[ # ] Switching from Static to Dynamic Linking
/* Posted March 21st, 2008 at 8:59am *//* Filed under C/C++, Linux, Microsoft, Programming */
Recently I had to modify a library to use dynamic linking in order to cut down on its size. Originally a 8MB file, I was looking at reducing the size to 1.3MB. Pretty great right? So why not dynamically link every time? Well, there are certain times when static linking, though it increases the size of your library, might be preferable. For example, your library may be using some obscure third-party library that your customer does not have. If you dynamically linked this, you’d either require the customer to also have this library on his host, or else ship the third-party library with your own. Perhaps due to licensing reasons, incompatible versions or unavailability, this may not always be possible or even ideal. In my case, the third-party library was 10MB. Shipping it with my 1.3MB library would actually have a net increase in total package size. But since I was actually shipping several of my own smaller libraries which all used to statically link the third-party library, eventually the savings overcame the gain.

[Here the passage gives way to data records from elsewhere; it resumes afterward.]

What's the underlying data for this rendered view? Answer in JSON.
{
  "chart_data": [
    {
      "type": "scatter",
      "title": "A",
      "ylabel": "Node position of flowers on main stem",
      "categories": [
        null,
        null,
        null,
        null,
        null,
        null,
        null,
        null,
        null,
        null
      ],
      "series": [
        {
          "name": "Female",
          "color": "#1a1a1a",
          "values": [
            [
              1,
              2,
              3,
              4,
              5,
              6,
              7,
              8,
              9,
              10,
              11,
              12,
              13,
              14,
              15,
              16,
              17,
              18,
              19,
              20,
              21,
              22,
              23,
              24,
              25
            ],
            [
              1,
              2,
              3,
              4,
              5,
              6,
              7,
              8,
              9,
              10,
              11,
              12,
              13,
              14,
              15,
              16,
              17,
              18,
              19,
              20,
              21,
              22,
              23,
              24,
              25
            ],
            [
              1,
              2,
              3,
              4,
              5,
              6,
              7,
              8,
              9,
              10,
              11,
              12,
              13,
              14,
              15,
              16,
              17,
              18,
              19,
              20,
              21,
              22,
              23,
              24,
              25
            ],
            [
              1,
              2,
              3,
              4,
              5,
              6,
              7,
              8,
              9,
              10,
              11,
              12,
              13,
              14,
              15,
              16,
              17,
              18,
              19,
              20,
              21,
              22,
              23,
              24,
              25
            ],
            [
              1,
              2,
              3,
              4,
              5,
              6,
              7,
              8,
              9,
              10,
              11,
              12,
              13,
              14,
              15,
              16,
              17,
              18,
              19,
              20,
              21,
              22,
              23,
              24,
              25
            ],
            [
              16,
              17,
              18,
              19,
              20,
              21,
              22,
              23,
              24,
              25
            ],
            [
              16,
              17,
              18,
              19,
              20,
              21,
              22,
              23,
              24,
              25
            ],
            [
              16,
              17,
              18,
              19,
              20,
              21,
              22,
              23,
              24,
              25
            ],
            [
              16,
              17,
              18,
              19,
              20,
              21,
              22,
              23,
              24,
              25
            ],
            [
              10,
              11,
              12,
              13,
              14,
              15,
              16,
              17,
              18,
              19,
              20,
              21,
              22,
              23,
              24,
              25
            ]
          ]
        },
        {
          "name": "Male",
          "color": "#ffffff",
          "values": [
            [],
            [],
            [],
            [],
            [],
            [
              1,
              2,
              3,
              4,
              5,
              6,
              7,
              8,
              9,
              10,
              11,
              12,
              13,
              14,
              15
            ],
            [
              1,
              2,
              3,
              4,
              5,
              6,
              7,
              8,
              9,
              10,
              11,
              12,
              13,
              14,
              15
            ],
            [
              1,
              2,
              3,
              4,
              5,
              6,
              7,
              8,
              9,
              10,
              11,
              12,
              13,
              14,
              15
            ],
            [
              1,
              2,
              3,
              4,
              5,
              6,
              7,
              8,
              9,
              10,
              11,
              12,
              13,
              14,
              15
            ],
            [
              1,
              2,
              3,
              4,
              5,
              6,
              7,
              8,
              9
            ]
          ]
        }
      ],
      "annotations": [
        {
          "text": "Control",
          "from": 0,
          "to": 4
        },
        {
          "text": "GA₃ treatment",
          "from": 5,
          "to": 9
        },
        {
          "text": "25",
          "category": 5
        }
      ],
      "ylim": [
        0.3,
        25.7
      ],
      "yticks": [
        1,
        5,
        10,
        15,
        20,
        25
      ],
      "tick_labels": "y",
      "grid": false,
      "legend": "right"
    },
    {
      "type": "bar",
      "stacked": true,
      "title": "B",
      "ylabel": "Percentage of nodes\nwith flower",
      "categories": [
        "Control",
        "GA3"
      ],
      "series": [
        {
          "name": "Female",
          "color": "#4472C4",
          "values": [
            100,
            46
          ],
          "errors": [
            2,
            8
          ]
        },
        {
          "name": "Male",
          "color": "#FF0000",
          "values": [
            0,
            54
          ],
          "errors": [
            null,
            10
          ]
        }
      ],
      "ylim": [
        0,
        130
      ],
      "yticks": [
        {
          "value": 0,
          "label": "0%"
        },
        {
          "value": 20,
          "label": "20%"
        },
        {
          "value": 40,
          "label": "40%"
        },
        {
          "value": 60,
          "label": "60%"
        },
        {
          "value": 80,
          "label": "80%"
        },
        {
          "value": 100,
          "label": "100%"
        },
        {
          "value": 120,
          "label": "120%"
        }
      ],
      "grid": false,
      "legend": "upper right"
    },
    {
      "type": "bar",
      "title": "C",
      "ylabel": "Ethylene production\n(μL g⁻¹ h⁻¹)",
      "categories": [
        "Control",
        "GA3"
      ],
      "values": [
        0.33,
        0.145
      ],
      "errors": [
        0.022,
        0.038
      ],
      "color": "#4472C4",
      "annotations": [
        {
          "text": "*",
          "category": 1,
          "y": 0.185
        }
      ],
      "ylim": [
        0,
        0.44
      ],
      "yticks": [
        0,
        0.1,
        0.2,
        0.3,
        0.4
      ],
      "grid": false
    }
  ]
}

To do this is a matter of modifying your Makefile, there is no code change necessary unless you plan to call some functions in the third-party library, in which case you’ll need to use dlopen(). For me there was nothing this complicated, I just needed my third-party header files to be defined… no function calls needed. The original Makefile was doing something like this:
g++ -c -o main.o main.cpp
g++ -L/home/user/tool/static-libs -lstatic_third_party_lib -o main main.o
To make it dynamically link, you first need to find the dynamic version of the third party library. Usually static libraries have a *.a extension. Dynamic libraries have a *.so extension. Once I found the path to the dynamic library, I simply modified my Makefile like so:
g++ -c -o main.o main.cpp
g++ -L/home/user/tool/dynamic-libs -ldyn_third_party_lib -o main main.o
In this way, your own library will be smaller but you have now imposed a requirement on your user. Regardless of how you get your customer the third party lib, he will have to modify his LD_LIBRARY_PATH to include a path to it. But this was not good enough for me, my requirement was to rid the library of that dependency. So what do to? There’s another option that is generally considered good programming convention that you should always use with the -L option, and that is –rpath. This option specifies the run-time path that your library will look for the third-party library, avoiding the need for the customer to set LD_LIBRARY_PATH. The Makefile would be extended like so:
g++ -c -o main.o main.cpp
g++ -L/home/user/tool/dynamic-libs -Wl,--rpath=/home/user/tool/dynamic-libs -ldyn_third_party_lib -o main main.o
Basically, any time you use -L, use -Wl,–rpath with the same path. This is great if you know the absolute path where it will be installed on your customer’s machine, but this may not always be true. For our software, the user is free to install it anywhere, and thus this option would not be useful. There is one more trick you can play to get this to work, and that is to use a relative path using the $ORIGIN variable. This is self-defined to be the path in which your library resides, you do not have to define it in your Makefile. Use it like so:
g++ -c -o main.o main.cpp
g++ -L/home/user/tool/dynamic-libs -Wl,--rpath=\$$ORIGIN/../../my/own/path/dynamic-libs -z origin -ldyn_third_party_lib -o main main.o
For you guys developing on SunOS, replace the -Wl,–rpath= option with -R, like this:
CC -c -o main.o main.cpp
CC -L/home/user/tool/dynamic-libs -R\$$ORIGIN/../../my/own/path/dynamic-libs -z origin -ldyn_third_party_lib -o main main.o
For you Windows guys, how did I manage to hold your attention until here?